Cristina, la mamá de Marcelo Zerrizuela, hace goles en el hospital

El DT de la Sexta siente orgullo por el trabajo que efectúa quien le dio la vida.

25 Mar 2020

Hace 42 años le dio la vida a uno de los muy buenos jugadores que tuvo Atlético en su rica historia. Hoy con sus 63 años, trabaja incansablemente para salvar la vida de miles de chicos que constantemente llegan al Hospital del Niño Jesús. De eso se tratan los días de Celia Cristina Ochoa, que se levanta a las 5 de la mañana para poder llegar a las 7 al hospital en la capital tucumana. Años atrás se la podía observar como una hincha más en el “Monumental” alentando al “Decano” y gritando los goles de su hijo. Hoy, la realidad es otra. Disfruta de sus nietos el tiempo que puede; la pandemia mantiene alerta a los trabajadores de la salud, como ella, que deben brindarse al máximo casi a tiempo completo.

“Sale a las 5, imaginate que tiene que recorrer 35 kilómetros, y a las 7 debe estar en el hospital. La vuelta es larga también, trabaja 12 horas, así que está llegando recién a casa cerca de las 21”, le cuenta a LG Deportiva sobre su mamá Marcelo Zerrizuela, delantero que jugó en el “Decano” en la primera década de este milenio.

Cristina tiene un amor incondicional por su profesión y su entrega es tanto dentro como afuera del hospital. “Me llama entre cinco y 10 veces al día para recordarme los cuidados. Me dice que no lo haga por mí, sino por todos”, cuenta orgulloso “Iguana”.

Para la enfermera universitaria que diariamente recorre la guardia de emergencia del Hospital de Niños, la actividad que realiza no es un sacrificio, sino más bien un compromiso con la sociedad. “Ser enfermera para mí es todo.
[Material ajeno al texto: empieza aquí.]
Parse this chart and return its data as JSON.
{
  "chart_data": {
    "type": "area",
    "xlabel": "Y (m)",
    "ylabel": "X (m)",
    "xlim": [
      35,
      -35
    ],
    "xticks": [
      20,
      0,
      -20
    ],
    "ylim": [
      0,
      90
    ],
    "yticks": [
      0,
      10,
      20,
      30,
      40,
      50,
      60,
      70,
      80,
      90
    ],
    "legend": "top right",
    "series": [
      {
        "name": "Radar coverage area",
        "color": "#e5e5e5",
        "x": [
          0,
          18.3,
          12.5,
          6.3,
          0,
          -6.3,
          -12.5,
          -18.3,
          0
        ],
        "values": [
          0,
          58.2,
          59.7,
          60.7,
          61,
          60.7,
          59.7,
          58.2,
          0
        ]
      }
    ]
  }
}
La enfermera pone la vía, cura, habla, cura el alma. Nosotras nos olvidamos a veces días del cumpleaños, del Día de la Madre, de Navidad o de fin de año. Si nos toca, venimos contentos a realizar nuestra labor. Les deseo lo mejor a todos los que están brindándose por la salud en este momento tan delicado”, dice Cristina.

Tan grande es la devoción que tiene Cristina que enseñó el camino a una de sus hijas, Sandra Zerrizuela, de 40 años, que también transita con orgullo los pasillos del hospital con su mamá. Por supuesto que, además del orgullo que tiene la familia por ellas, con la amenaza del coronavirus latente la incertidumbre crece. “A ellas les encanta y no quieren dejar  de ir por más que saben que si se da un caso de coronavirus en el hospital van a tener que cumplir la cuarentena sí o sí. Ellas disfrutan de lo que hacen, aunque nosotros lo vivimos distinto, con algo de miedo y preocupación”, confiesa Marcelo desde Salta.
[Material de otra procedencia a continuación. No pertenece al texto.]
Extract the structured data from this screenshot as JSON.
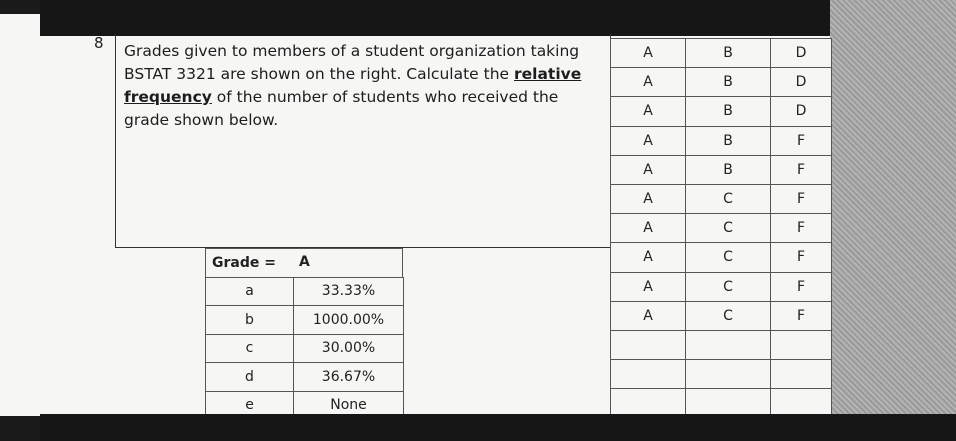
{
  "question": {
    "number": "8",
    "parts": [
      "Grades given to members of a student organization taking BSTAT 3321 are shown on the right. Calculate the ",
      "relative frequency",
      " of the number of students who received the grade shown below."
    ]
  },
  "grades": {
    "columns": [
      [
        "A",
        "A",
        "A",
        "A",
        "A",
        "A",
        "A",
        "A",
        "A",
        "A"
      ],
      [
        "B",
        "B",
        "B",
        "B",
        "B",
        "C",
        "C",
        "C",
        "C",
        "C"
      ],
      [
        "D",
        "D",
        "D",
        "F",
        "F",
        "F",
        "F",
        "F",
        "F",
        "F"
      ]
    ]
  },
  "answer_table": {
    "header": [
      "Grade =",
      "A"
    ],
    "rows": [
      [
        "a",
        "33.33%"
      ],
      [
        "b",
        "1000.00%"
      ],
      [
        "c",
        "30.00%"
      ],
      [
        "d",
        "36.67%"
      ],
      [
        "e",
        "None"
      ]
    ]
  }
}
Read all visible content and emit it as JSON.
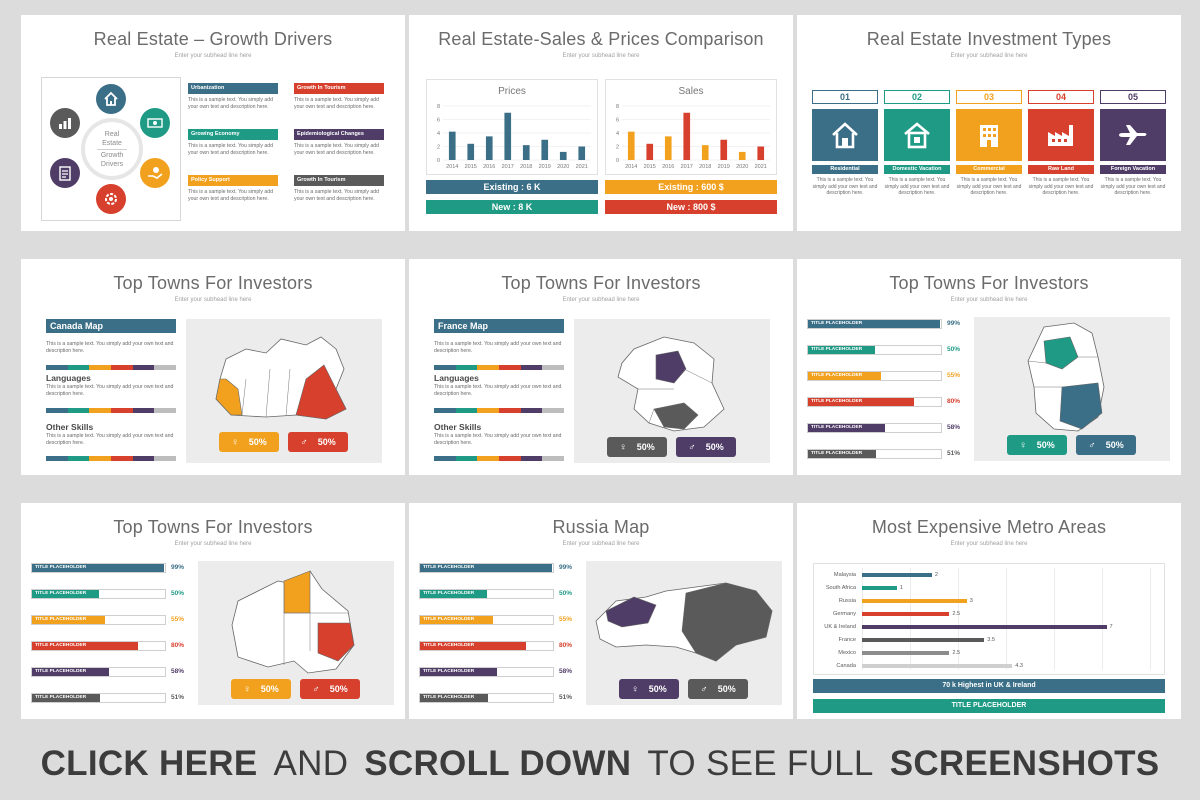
{
  "subhead": "Enter your subhead line here",
  "sample_text": "This is a sample text. You simply add your own text and description here.",
  "slides": {
    "growth": {
      "title": "Real Estate – Growth Drivers",
      "center": [
        "Real",
        "Estate",
        "Growth",
        "Drivers"
      ],
      "items": [
        {
          "label": "Urbanization",
          "color": "#3b6f87"
        },
        {
          "label": "Growth In Tourism",
          "color": "#d6402d"
        },
        {
          "label": "Growing Economy",
          "color": "#1f9a85"
        },
        {
          "label": "Epidemiological Changes",
          "color": "#4f3d67"
        },
        {
          "label": "Policy Support",
          "color": "#f2a11f"
        },
        {
          "label": "Growth In Tourism",
          "color": "#5a5a5a"
        }
      ],
      "icons": [
        "home-icon",
        "money-icon",
        "hand-coin-icon",
        "gear-coin-icon",
        "clipboard-icon",
        "chart-icon"
      ]
    },
    "sales": {
      "title": "Real Estate-Sales & Prices Comparison",
      "prices": {
        "title": "Prices",
        "existing": "Existing  :  6 K",
        "new": "New      :  8 K"
      },
      "sales": {
        "title": "Sales",
        "existing": "Existing  :  600 $",
        "new": "New       :  800 $"
      }
    },
    "investment": {
      "title": "Real Estate Investment Types",
      "types": [
        {
          "num": "01",
          "label": "Residential",
          "color": "#3b6f87",
          "icon": "house-icon"
        },
        {
          "num": "02",
          "label": "Domestic Vacation",
          "color": "#1f9a85",
          "icon": "home-circle-icon"
        },
        {
          "num": "03",
          "label": "Commercial",
          "color": "#f2a11f",
          "icon": "building-icon"
        },
        {
          "num": "04",
          "label": "Raw Land",
          "color": "#d6402d",
          "icon": "factory-icon"
        },
        {
          "num": "05",
          "label": "Foreign Vacation",
          "color": "#4f3d67",
          "icon": "airplane-icon"
        }
      ]
    },
    "towns_canada": {
      "title": "Top Towns For Investors",
      "map_label": "Canada Map",
      "h2a": "Languages",
      "h2b": "Other Skills",
      "pill1": "50%",
      "pill2": "50%"
    },
    "towns_france": {
      "title": "Top Towns For Investors",
      "map_label": "France Map",
      "h2a": "Languages",
      "h2b": "Other Skills",
      "pill1": "50%",
      "pill2": "50%"
    },
    "towns_germany": {
      "title": "Top Towns For Investors",
      "pill1": "50%",
      "pill2": "50%"
    },
    "towns_australia": {
      "title": "Top Towns For Investors",
      "pill1": "50%",
      "pill2": "50%"
    },
    "russia": {
      "title": "Russia Map",
      "pill1": "50%",
      "pill2": "50%"
    },
    "metro": {
      "title": "Most Expensive Metro Areas",
      "highlight": "70 k Highest in UK & Ireland",
      "placeholder": "TITLE PLACEHOLDER"
    }
  },
  "progress_items": [
    {
      "label": "TITLE PLACEHOLDER",
      "pct": "99%",
      "value": 0.99,
      "color": "#3b6f87"
    },
    {
      "label": "TITLE PLACEHOLDER",
      "pct": "50%",
      "value": 0.5,
      "color": "#1f9a85"
    },
    {
      "label": "TITLE PLACEHOLDER",
      "pct": "55%",
      "value": 0.55,
      "color": "#f2a11f"
    },
    {
      "label": "TITLE PLACEHOLDER",
      "pct": "80%",
      "value": 0.8,
      "color": "#d6402d"
    },
    {
      "label": "TITLE PLACEHOLDER",
      "pct": "58%",
      "value": 0.58,
      "color": "#4f3d67"
    },
    {
      "label": "TITLE PLACEHOLDER",
      "pct": "51%",
      "value": 0.51,
      "color": "#5a5a5a"
    }
  ],
  "chart_data": [
    {
      "type": "bar",
      "title": "Prices",
      "categories": [
        "2014",
        "2015",
        "2016",
        "2017",
        "2018",
        "2019",
        "2020",
        "2021"
      ],
      "values": [
        4.2,
        2.4,
        3.5,
        7,
        2.2,
        3,
        1.2,
        2
      ],
      "ylim": [
        0,
        8
      ],
      "yticks": [
        "0",
        "2",
        "4",
        "6",
        "8"
      ],
      "color": "#3b6f87"
    },
    {
      "type": "bar",
      "title": "Sales",
      "categories": [
        "2014",
        "2015",
        "2016",
        "2017",
        "2018",
        "2019",
        "2020",
        "2021"
      ],
      "values": [
        4.2,
        2.4,
        3.5,
        7,
        2.2,
        3,
        1.2,
        2
      ],
      "ylim": [
        0,
        8
      ],
      "yticks": [
        "0",
        "2",
        "4",
        "6",
        "8"
      ],
      "colors": [
        "#f2a11f",
        "#d6402d",
        "#f2a11f",
        "#d6402d",
        "#f2a11f",
        "#d6402d",
        "#f2a11f",
        "#d6402d"
      ]
    },
    {
      "type": "bar",
      "title": "",
      "orientation": "horizontal",
      "categories": [
        "Malaysia",
        "South Africa",
        "Russia",
        "Germany",
        "UK & Ireland",
        "France",
        "Mexico",
        "Canada"
      ],
      "values": [
        2,
        1,
        3,
        2.5,
        7,
        3.5,
        2.5,
        4.3
      ],
      "labels": [
        "2",
        "1",
        "3",
        "2.5",
        "7",
        "3.5",
        "2.5",
        "4.3"
      ],
      "colors": [
        "#3b6f87",
        "#1f9a85",
        "#f2a11f",
        "#d6402d",
        "#4f3d67",
        "#5a5a5a",
        "#8c8c8c",
        "#cfcfcf"
      ],
      "xlim": [
        0,
        7.5
      ]
    }
  ],
  "banner": {
    "b1": "CLICK HERE",
    "t1": "AND",
    "b2": "SCROLL DOWN",
    "t2": "TO SEE FULL",
    "b3": "SCREENSHOTS"
  }
}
A pesar de sentirse preocupado, el técnico de la Sexta división de Atlético no esconde el amor y orgullo que tiene por su mamá. “Ella sólo piensa en sus niños, viaja todos los días, con lluvia o calor para luchar por lo que ama: su profesión. Es una enfermera de alma, corazón y vida”.
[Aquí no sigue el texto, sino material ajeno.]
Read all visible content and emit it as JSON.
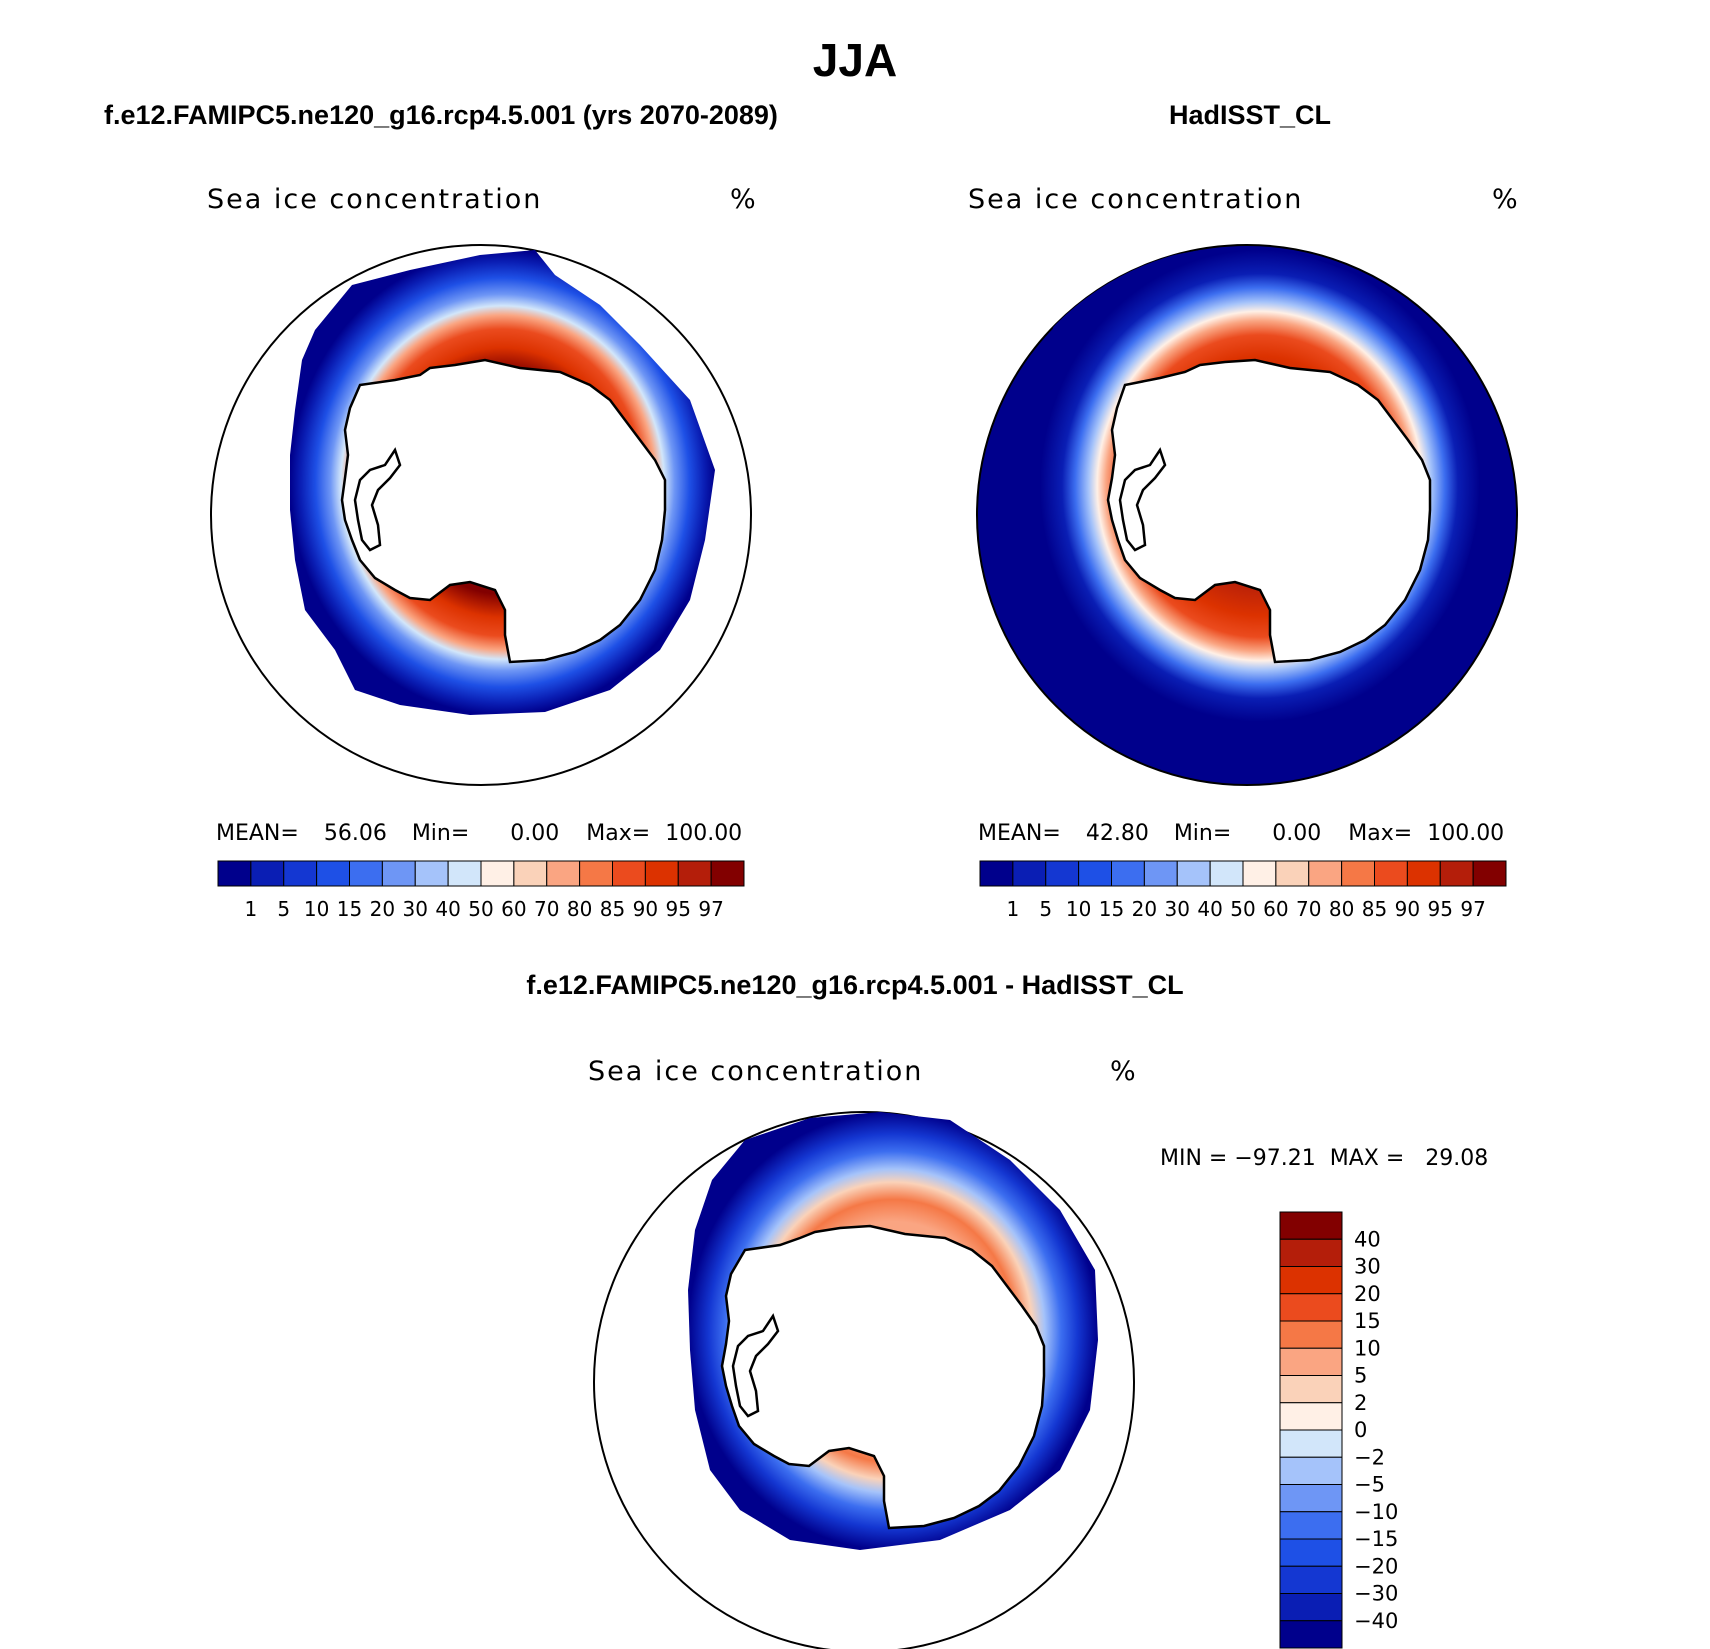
{
  "main_title": "JJA",
  "panels": [
    {
      "title": "f.e12.FAMIPC5.ne120_g16.rcp4.5.001 (yrs 2070-2089)",
      "variable": "Sea ice concentration",
      "units": "%",
      "stats": {
        "mean_label": "MEAN=",
        "mean": "56.06",
        "min_label": "Min=",
        "min": "0.00",
        "max_label": "Max=",
        "max": "100.00"
      }
    },
    {
      "title": "HadISST_CL",
      "variable": "Sea ice concentration",
      "units": "%",
      "stats": {
        "mean_label": "MEAN=",
        "mean": "42.80",
        "min_label": "Min=",
        "min": "0.00",
        "max_label": "Max=",
        "max": "100.00"
      }
    }
  ],
  "diff_panel": {
    "title": "f.e12.FAMIPC5.ne120_g16.rcp4.5.001 - HadISST_CL",
    "variable": "Sea ice concentration",
    "units": "%",
    "minmax": "MIN = −97.21  MAX =   29.08"
  },
  "colorbar_concentration": {
    "labels": [
      "1",
      "5",
      "10",
      "15",
      "20",
      "30",
      "40",
      "50",
      "60",
      "70",
      "80",
      "85",
      "90",
      "95",
      "97"
    ],
    "colors": [
      "#00008c",
      "#0a1eb4",
      "#1437d2",
      "#1e50e6",
      "#3c6ef0",
      "#6e96f5",
      "#a5c3fa",
      "#d2e6fa",
      "#fff0e6",
      "#fad2b9",
      "#faa582",
      "#f57846",
      "#eb4b1e",
      "#dc3200",
      "#b41e0a",
      "#820000"
    ]
  },
  "colorbar_difference": {
    "labels": [
      "40",
      "30",
      "20",
      "15",
      "10",
      "5",
      "2",
      "0",
      "−2",
      "−5",
      "−10",
      "−15",
      "−20",
      "−30",
      "−40"
    ],
    "colors": [
      "#820000",
      "#b41e0a",
      "#dc3200",
      "#eb4b1e",
      "#f57846",
      "#faa582",
      "#fad2b9",
      "#fff0e6",
      "#d2e6fa",
      "#a5c3fa",
      "#6e96f5",
      "#3c6ef0",
      "#1e50e6",
      "#1437d2",
      "#0a1eb4",
      "#00008c"
    ]
  }
}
Los Zerrizuela saben muy bien cuál es el único mensaje para dar en estos momentos: quedarse en casa, porque esa es la única herramienta que tenemos todos para combatir el virus que se transformó en pandemia.

A la hora de despedirse, Cristina demuestra toda su nobleza, no escatima los deseos y, como buena creyente, deja un mensaje: “que Dios nos cuide la familia, los hijos, los nietos a todos nosotros. Yo, con todo lo que recibo aquí, puedo decir que mi trabajo es el mejor pago en este mundo”.

Con el paso del tiempo, Marcelo cambió los goles por el buzo de técnico. Su mamá, en cambio, sigue firme junto a los niños.